The 10 best Brazilian novels of 2022

Martin Heidegger (1889-1976), one of the most complete – and complex – thinkers in history, defended the need for a new beginning as one of life’s central questions. Central to Heidegger’s thinking is, among other things, the appreciation of the many discoveries that man makes during a life that always seems to him too short (and it is in reality), but certainly takes on other colors, an unexpected freshness, some powerful enough to make it deviate from the abyss, while urging us to repeatedly test new limits, as if, more than oxygen, water and bread, we should first provide ourselves with a good bag of coincidences. Man’s restlessness in the face of the passage of time – tireless, cruel, cruel – and its cornucopia of mysteries, the solution of which is merely illusory, gives humanity one of the few certainties that can be extracted from this muddy and Edenic field that is life: it never miss a good opportunity.

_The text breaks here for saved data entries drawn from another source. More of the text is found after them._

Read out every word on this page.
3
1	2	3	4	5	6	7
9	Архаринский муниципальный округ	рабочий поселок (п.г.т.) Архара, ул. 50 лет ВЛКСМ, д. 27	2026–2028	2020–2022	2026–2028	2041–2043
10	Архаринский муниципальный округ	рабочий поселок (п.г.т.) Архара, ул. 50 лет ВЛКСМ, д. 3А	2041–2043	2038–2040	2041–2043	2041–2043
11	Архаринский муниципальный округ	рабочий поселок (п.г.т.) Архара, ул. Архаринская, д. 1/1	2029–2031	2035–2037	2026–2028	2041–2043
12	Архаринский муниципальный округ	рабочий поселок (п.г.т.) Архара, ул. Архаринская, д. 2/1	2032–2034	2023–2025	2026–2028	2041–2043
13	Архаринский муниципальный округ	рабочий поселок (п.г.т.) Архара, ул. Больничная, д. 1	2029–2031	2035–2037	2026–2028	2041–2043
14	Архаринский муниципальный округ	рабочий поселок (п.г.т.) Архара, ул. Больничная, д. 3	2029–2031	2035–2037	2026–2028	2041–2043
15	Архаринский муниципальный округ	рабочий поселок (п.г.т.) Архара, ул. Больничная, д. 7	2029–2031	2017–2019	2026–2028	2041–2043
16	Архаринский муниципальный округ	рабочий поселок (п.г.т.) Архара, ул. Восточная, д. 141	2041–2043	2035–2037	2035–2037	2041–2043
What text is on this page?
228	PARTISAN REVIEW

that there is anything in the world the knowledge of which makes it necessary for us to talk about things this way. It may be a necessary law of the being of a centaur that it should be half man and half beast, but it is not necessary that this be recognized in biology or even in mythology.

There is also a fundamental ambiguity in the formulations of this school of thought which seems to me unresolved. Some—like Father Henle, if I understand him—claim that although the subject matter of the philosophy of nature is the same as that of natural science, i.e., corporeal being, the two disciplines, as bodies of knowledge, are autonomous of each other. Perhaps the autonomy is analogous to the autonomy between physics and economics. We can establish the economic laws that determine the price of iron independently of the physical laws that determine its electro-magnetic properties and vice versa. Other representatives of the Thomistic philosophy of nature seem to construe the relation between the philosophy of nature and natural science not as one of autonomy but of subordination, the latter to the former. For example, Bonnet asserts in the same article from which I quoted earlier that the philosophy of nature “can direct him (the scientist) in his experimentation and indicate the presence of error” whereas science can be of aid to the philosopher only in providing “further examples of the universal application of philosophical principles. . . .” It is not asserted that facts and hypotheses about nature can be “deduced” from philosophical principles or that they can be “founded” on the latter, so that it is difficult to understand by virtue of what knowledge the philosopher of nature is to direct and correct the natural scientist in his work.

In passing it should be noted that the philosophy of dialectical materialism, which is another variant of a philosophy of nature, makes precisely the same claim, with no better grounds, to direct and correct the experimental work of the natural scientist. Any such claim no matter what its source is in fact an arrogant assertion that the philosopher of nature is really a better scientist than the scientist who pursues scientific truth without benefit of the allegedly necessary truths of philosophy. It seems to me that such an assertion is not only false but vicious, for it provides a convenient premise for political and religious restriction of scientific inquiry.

Few ideas go back to the image of taking advantage of the world, of this and even of another world in which they will live – now enchanted, as Guimarães Rosa would say – the rare women and men who occupied a prominent place on Earth, which is a tale in smooth language, full of lyrical allegories, about the life and even more about the afterlife of two prides that the Brazilian breeze no longer shakes, much less kisses. “A Vida Futura” (Companhia das Letras) by the journalist Sérgio Rodrigues intends to interrupt the eternal sleep of none other than Joaquim Maria Machado de Assis (1839-1908) and José Martiniano de Alencar (1829-1877), two of the great connoisseurs of the vernacular on this ground discovered by Cabral, besides of course story-tellers of incomparable talent. In “A Vida Futura”, Rodrigues composes an analysis very much in his style, sharp, blunt, precise, about the “new Portuguese” that has been spoken in Brazil since urgent and fair guidelines emerged as the most dignified treatment for non- binary people, those who do not identify as a specific gender. The author is an amateur philologist (and a good one) and draws attention to the problem of neutral language, which is dangerous precisely because it reinforces prejudice.

Naturally, “A Vida Futura” and nine other Brazilian publications, all launched in this busy 2022, are on our list of the best of the year, already a classic here at Bula. To achieve that, we were guided by the responses to the newsletter sent to readers via e-mail, as well as by interactions between readers on our profiles on Facebook and Twitter. The texts for the synopses were provided by the respective publishers.

There’s still time to catch up on reading and challenge these top ten scorers to the million-dollar derby. Complete the team, don’t choke the scream in your throat anymore and go out to embrace this championship where everyone wins!